To learn more about how Zika gets through the placental wall, the USF Health team began by investigating the cellular and molecular mediators of Zika virus replication. Among their key findings, the researchers:

–  Showed that specialized uterine cells from both pregnant and nonpregnant women were highly infectable by Zika virus. These immunologically active decidual cells, which line the uterus in preparation for and during pregnancy, form the maternal part of the placenta closest to the fetus.

–  Identified a more than 10,000-fold higher expression of the Zika virus attachment-entry receptor in the maternal decidual cells than in the fetal trophoblasts. Once inside the maternal cells, the Zika virus (an RNA virus) hijacks the cellular machinery to make proteins needed to copy its genetic material and churn out new viral particles. The proliferation of viral particles released from the maternal cells are then transmitted through branch-like vascular projections (villi) on the placenta’s surface layer where they can infect fetal trophoblast cells otherwise resistant to Zika virus.

–  Found that the efficiency of viral replication was significantly greater in first-trimester decidual cells than in those from term pregnancies.

–  Concluded that maternal (decidual) cells likely serve as the source for initial Zika virus infection and enhance subsequent transmission through the placenta to the fetus. “Moreover, trimester-dependent responses of decidual cells to Zika virus help to explain why pregnant women are susceptible to Zika infection and why the subsequent effects are more detrimental in the first trimester than in late pregnancy,” the study authors wrote.

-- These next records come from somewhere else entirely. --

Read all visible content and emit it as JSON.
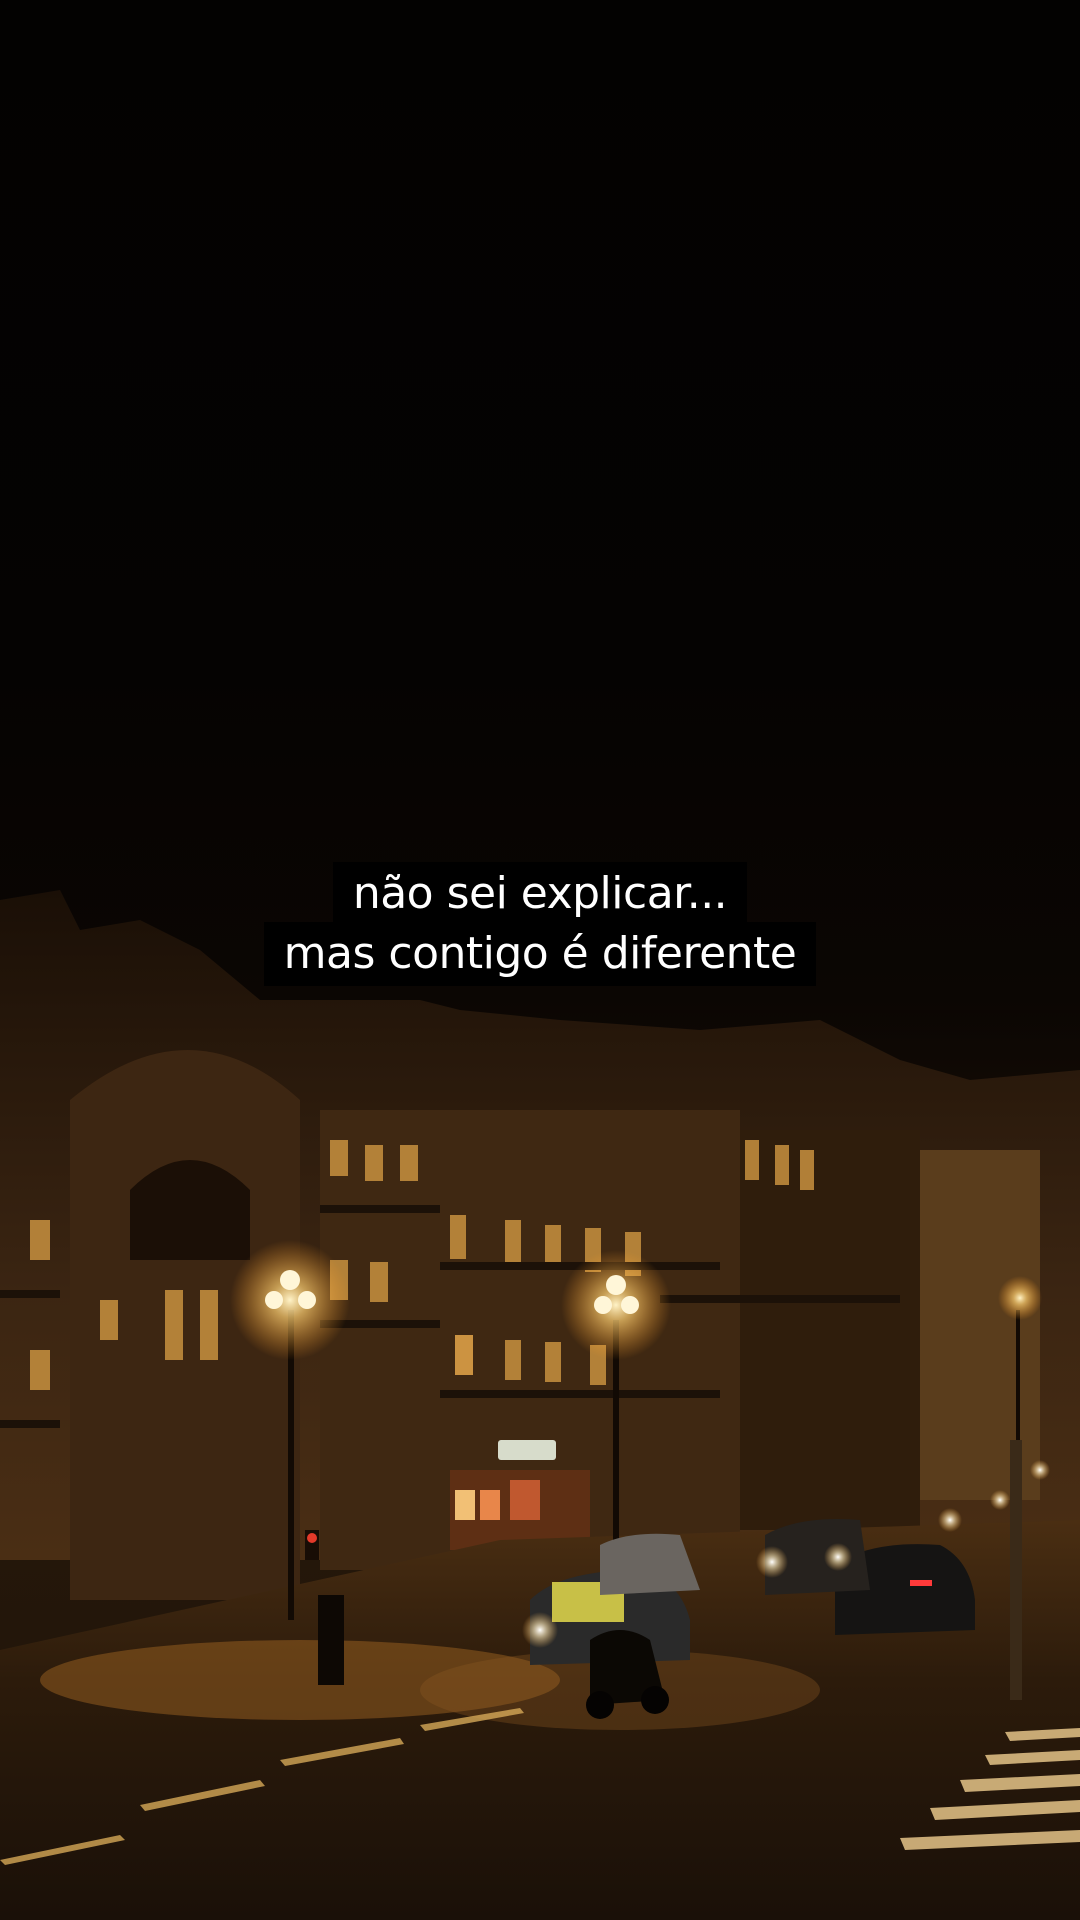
{
  "caption": {
    "line1": "não sei explicar...",
    "line2": "mas contigo é diferente"
  },
  "scene": {
    "description_icon": "night-street-photo",
    "palette": {
      "sky": "#040302",
      "building": "#3a2410",
      "lamp": "#ffd98a",
      "road": "#2a1a0a",
      "crosswalk": "#e8c98a"
    }
  }
}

–  Demonstrated that tizoxanide, the active metabolite of FDA-approved antiparasitic drug nitazoxanide, effectively impeded Zika virus infection in both maternal decidual cells and fetal trophoblast cells. The drug has been shown preclinically to inhibit a broad range of flu-like viruses and is being tested clinically against coronavirus. The finding warrants further testing of tizoxanide to block perinatal transmission of Zika virus and thereby protect the fetus from harmful outcomes, the researchers conclude.

The team’s work was supported in part by a Zika Research Initiative grant from the Florida Department of Health.